How to avoid a loop in R: selecting items from a list

JD Long picture JD Long · Aug 31, 2009 · Viewed 32.8k times · Source

I could solve this using loops, but I am trying think in vectors so my code will be more R-esque.

I have a list of names. The format is firstname_lastname. I want to get out of this list a separate list with only the first names. I can't seem to get my mind around how to do this. Here's some example data:

t <- c("bob_smith","mary_jane","jose_chung","michael_marx","charlie_ivan")
tsplit <- strsplit(t,"_")

which looks like this:

> tsplit
[[1]]
[1] "bob"   "smith"

[[2]]
[1] "mary" "jane"

[[3]]
[1] "jose"  "chung"

[[4]]
[1] "michael" "marx"   

[[5]]
[1] "charlie" "ivan"   

I could get out what I want using loops like this:

for (i in 1:length(tsplit)){
    if (i==1) {t_out <- tsplit[[i]][1]} else{t_out <- append(t_out, tsplit[[i]][1])} 
}

which would give me this:

t_out
[1] "bob"     "mary"    "jose"    "michael" "charlie"

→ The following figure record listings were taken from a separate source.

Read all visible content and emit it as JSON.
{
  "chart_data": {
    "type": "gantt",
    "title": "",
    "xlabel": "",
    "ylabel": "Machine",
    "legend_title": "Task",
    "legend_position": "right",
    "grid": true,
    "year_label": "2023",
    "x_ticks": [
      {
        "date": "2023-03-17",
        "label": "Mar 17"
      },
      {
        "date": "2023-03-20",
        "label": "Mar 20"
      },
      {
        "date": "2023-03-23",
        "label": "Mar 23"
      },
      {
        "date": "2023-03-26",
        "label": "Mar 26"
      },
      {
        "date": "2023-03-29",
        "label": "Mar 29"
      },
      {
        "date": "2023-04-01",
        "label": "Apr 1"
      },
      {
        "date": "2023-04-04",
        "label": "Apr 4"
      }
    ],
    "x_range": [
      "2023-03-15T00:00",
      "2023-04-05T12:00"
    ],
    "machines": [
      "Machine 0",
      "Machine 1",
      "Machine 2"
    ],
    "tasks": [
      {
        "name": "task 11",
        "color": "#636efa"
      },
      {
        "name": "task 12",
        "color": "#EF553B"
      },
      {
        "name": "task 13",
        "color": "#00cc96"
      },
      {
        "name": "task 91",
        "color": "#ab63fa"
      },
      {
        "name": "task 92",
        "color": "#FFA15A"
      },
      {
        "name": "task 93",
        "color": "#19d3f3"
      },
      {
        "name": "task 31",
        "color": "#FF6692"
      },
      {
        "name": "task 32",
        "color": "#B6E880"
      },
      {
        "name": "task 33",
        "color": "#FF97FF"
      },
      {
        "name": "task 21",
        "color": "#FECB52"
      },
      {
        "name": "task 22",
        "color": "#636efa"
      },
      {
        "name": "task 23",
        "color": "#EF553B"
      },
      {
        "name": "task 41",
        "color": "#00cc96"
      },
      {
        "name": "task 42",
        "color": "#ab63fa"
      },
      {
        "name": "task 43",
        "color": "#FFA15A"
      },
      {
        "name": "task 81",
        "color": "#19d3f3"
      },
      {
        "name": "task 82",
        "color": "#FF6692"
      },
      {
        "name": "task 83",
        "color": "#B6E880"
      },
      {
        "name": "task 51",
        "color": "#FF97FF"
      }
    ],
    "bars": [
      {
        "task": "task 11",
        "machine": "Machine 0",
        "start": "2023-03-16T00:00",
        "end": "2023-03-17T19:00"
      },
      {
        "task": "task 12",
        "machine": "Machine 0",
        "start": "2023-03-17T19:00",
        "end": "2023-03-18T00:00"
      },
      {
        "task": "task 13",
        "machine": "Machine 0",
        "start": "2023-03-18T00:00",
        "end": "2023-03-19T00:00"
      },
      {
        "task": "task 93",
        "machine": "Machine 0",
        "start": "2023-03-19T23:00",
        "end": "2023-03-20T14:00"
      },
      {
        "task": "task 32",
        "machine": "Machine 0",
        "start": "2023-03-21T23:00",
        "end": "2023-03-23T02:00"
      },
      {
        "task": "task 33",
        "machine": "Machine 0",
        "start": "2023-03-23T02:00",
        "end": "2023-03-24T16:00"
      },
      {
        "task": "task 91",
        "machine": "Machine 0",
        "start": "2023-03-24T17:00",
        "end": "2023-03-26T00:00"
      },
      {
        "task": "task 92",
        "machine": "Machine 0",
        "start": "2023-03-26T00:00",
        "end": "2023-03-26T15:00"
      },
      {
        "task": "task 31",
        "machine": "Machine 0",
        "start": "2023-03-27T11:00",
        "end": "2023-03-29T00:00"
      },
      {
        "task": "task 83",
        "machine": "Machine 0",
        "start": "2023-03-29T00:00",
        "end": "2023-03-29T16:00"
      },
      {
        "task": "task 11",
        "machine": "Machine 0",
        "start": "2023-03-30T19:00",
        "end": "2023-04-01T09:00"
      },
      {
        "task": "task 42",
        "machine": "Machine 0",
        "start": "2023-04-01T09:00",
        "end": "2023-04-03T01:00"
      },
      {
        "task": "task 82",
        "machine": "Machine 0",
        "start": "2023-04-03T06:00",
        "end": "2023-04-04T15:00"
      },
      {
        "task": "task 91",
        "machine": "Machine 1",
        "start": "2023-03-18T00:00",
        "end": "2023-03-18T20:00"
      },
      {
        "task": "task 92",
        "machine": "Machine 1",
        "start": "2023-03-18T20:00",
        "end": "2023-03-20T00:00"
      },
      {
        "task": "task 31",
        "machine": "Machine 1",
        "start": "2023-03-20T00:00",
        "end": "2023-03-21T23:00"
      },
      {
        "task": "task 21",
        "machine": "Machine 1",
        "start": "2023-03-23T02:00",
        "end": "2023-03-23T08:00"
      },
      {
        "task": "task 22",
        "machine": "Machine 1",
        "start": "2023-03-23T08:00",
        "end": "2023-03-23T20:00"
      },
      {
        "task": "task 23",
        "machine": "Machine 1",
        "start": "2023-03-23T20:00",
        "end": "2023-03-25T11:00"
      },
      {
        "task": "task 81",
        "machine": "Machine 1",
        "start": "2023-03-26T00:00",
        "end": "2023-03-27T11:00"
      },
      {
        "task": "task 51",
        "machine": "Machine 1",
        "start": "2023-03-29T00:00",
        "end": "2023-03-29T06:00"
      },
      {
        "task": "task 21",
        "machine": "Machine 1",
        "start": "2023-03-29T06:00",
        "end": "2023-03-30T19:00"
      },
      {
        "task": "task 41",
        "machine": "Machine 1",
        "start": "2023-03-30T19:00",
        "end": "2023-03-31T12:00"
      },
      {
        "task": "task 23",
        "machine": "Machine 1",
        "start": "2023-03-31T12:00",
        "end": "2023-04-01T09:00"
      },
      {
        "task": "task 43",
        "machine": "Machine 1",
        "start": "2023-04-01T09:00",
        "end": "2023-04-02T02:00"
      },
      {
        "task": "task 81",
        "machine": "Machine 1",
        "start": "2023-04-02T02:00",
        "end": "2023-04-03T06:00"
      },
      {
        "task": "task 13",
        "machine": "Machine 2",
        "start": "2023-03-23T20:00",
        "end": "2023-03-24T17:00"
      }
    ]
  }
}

So how can I do this without loops?

Answer

hadley picture hadley · Aug 31, 2009

And one more approach:

t <- c("bob_smith","mary_jane","jose_chung","michael_marx","charlie_ivan")
pieces <- strsplit(t,"_")
sapply(pieces, "[", 1)

In words, the last line extracts the first element of each component of the list and then simplifies it into a vector.

How does this work? Well, you need to realise an alternative way of writing x[1] is "["(x, 1), i.e. there is a function called [ that does subsetting. The sapply call applies calls this function once for each element of the original list, passing in two arguments, the list element and 1.

The advantage of this approach over the others is that you can extract multiple elements from the list without having to recompute the splits. For example, the last name would be sapply(pieces, "[", 2). Once you get used to this idiom, it's pretty easy to read.